Major-General U. S. GRANT,
Commanding Army of the Tennessee:
GENERAL: If General McCook should be attacked to-morrow morning he must be re-enforced by General T. W. Sherman's division, the remainder of McKean's division being brought into line. W. T. Sherman and Hurlbut will probably be able to connect with McKean's right to-morrow, which will leave Davies in reserve. The enemy will probably attack our advance in the morning. McClernand and Wallace have been ordered up.
Very respectfully, your obedient servant,
H. W. HALLECK,
SEVEN MILES SOUTH OF SHELBYVILLE, May 28, 1862-10 a.m.
Hon. E. M. STANTON:
Returning to Huntsville from consultation last evening at Nashville with the principal officers. Views received. I respectfully request to be given a command in the Army of the Potomac, simply and solely because I am confident I can do there more effective service than here in Alabama.

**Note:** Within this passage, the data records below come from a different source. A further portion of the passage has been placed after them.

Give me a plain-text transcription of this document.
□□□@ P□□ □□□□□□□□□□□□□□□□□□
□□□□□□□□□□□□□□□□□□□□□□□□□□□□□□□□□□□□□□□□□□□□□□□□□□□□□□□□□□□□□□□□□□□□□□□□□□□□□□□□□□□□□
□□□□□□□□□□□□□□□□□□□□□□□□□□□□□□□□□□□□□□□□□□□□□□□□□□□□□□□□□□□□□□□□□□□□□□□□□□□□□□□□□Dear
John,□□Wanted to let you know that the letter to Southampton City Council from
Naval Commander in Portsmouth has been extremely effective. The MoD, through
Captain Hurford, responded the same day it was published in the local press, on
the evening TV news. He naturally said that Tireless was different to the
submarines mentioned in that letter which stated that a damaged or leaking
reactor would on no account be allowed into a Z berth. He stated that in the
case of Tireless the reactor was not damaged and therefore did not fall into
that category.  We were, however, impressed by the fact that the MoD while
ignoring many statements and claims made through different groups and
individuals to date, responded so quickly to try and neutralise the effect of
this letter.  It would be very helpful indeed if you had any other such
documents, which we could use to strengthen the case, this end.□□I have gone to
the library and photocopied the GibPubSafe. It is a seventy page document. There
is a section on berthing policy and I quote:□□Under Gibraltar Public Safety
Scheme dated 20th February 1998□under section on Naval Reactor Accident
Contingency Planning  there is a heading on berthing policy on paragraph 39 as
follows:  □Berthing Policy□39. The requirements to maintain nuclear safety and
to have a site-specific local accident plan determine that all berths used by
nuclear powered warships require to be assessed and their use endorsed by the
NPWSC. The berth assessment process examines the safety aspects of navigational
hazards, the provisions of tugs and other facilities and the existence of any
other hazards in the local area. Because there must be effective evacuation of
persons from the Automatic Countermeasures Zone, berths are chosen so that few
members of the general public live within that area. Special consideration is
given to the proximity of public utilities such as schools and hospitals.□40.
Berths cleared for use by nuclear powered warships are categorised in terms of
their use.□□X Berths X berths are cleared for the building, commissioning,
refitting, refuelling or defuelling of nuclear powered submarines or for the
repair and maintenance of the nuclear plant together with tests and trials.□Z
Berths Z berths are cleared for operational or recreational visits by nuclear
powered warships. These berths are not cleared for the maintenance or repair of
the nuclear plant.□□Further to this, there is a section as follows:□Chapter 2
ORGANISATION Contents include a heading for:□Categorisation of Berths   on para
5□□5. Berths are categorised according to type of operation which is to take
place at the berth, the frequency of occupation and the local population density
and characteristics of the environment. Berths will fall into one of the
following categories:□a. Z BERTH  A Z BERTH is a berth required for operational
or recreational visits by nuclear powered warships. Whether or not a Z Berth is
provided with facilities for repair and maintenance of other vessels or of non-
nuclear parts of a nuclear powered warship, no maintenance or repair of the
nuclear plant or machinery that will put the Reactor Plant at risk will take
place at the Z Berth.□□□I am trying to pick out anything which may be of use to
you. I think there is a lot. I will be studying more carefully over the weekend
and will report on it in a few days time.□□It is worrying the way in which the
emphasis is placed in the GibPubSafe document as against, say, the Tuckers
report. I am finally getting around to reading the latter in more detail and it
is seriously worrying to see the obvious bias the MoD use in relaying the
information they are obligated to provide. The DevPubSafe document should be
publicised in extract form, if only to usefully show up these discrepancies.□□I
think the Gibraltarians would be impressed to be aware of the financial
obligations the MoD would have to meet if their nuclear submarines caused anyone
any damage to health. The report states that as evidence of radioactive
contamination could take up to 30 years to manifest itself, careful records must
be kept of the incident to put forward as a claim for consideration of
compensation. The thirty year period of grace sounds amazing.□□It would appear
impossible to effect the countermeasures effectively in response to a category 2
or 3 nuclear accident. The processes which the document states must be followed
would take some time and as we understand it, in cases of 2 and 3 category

My advance beyond the Tennessee River seems impossible, and others are here abundantly qualified to do all that is required.
O. M. MITCHEL,
WASHINGTON, May 28, 1862.
Major-General O. M. MITCHEL,
Seven Miles south of Shelbyville:
Your telegram received. We would be very glad to have you on the Potomac, but the President thinks that at the present juncture it would not be advisable to remove you from a command where you have rendered such distinguished service and when your abilities cannot be supplied.
EDWIN M. STANTON.
BUELL'S, May 29, 1862.
We have had some skirmishing, but generally it has been quiet in my front. My troops have not changed position. McCook's right is without doubt within 1,000 yards of the enemy's works. If you approve, I will to-morrow crowd the enemy back with a strong line of skirmishers and probably establish two or three divisions on McCook's line, on other side of creek. It seems to me it might be well for Pope to be prepared to move up at the same time, but not be ordered absolutely.